Сотрудничество с «аполлончиками» и эстетами-богоискателями, как отзывался писатель о своем окружении в «Возрождении», закончилось. На следующий же день, 9 июня, откликнулся Бальмонт: «Очень огорчил нас Ваш малый вопль по поводу этой помойки, „Возрождения“, где Вы столько намучились»[292]292
  Встреча: Константин Бальмонт и Иван Шмелев. С. 111.


[Закрыть]
. Разорвал все отношения с газетой и Амфитеатров, который писал Бунину 15 мая 1929 года: «В „Возрождении“ меня нет потому, что я оттуда ушел. Следовало это сделать еще прошлою осенью, но тогда меня просили подождать Шмелев и Братство русской правды, и я напрасно послушался. Нельзя. Уж очень бесцеремонно распоясались Маковский, Ходасевич и прочие, „ультра-фиолетовые“, как звал эту публику покойный Арцыбашев. Дошло до форменной цензуры статей, выкрадывавшей мнения автора и подменявшей их своими собственными»[293]293
  Цит. по: Казнина О. А. Начало газеты «Возрождение»: 1925–1927. С. 90–91.


[Закрыть]
.

Шмелев вернулся в «Возрождение» лишь в 1934 году – только после того, как оттуда ушел Маковский.

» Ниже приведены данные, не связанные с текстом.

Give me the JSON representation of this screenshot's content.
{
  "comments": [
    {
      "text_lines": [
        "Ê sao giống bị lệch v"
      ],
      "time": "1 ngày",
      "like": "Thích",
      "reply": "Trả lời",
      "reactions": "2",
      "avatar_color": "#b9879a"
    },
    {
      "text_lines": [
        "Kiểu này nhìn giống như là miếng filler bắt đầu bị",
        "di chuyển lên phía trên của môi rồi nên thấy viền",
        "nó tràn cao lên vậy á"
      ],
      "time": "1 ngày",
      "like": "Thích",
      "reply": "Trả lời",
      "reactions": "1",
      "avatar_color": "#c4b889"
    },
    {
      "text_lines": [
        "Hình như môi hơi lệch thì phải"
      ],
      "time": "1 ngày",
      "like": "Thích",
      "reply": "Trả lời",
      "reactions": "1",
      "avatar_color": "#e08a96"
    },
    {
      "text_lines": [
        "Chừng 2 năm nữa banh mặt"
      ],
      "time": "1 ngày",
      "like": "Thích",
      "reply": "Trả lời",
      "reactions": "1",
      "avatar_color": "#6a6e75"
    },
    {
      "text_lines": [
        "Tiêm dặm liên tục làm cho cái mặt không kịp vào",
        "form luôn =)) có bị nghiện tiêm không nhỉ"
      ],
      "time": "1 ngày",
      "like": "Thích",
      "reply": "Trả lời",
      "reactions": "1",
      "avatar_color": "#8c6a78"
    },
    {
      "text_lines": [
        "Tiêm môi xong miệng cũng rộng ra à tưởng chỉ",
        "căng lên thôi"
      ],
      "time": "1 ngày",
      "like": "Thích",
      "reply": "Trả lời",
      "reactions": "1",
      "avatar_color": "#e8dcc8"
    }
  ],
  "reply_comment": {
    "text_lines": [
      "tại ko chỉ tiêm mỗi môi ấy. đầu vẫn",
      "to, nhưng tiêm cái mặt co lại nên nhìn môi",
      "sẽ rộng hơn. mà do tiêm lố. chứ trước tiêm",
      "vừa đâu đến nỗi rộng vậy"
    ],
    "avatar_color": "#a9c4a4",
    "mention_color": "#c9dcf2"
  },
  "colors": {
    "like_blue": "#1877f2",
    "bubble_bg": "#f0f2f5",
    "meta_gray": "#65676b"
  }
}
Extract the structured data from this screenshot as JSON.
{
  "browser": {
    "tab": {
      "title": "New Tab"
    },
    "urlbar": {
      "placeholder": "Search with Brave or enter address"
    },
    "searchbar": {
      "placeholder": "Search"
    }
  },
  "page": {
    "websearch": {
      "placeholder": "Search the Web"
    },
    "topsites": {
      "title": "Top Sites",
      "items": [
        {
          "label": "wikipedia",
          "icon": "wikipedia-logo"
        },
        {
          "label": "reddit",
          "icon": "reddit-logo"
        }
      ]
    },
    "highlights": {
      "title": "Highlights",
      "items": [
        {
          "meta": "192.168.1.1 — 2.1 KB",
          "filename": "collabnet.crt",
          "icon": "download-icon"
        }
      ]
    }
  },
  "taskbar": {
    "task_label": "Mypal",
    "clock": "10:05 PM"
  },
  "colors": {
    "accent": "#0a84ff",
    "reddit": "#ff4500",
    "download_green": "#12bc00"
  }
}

Позже в предисловии к изданию мемуарного сборника «На Парнасе „Серебряного века“» (1962) Маковский назвал многих писателей эмиграции продолжателями «русского дела»[294]294
  Маковский С. Портреты современников. М., 2000. С. 257.


[Закрыть]
, верными национальному долгу людьми. Среди перечисленных – а это Бунин, Мережковский, Г. Иванов, Ходасевич и другие – оказался и Шмелева.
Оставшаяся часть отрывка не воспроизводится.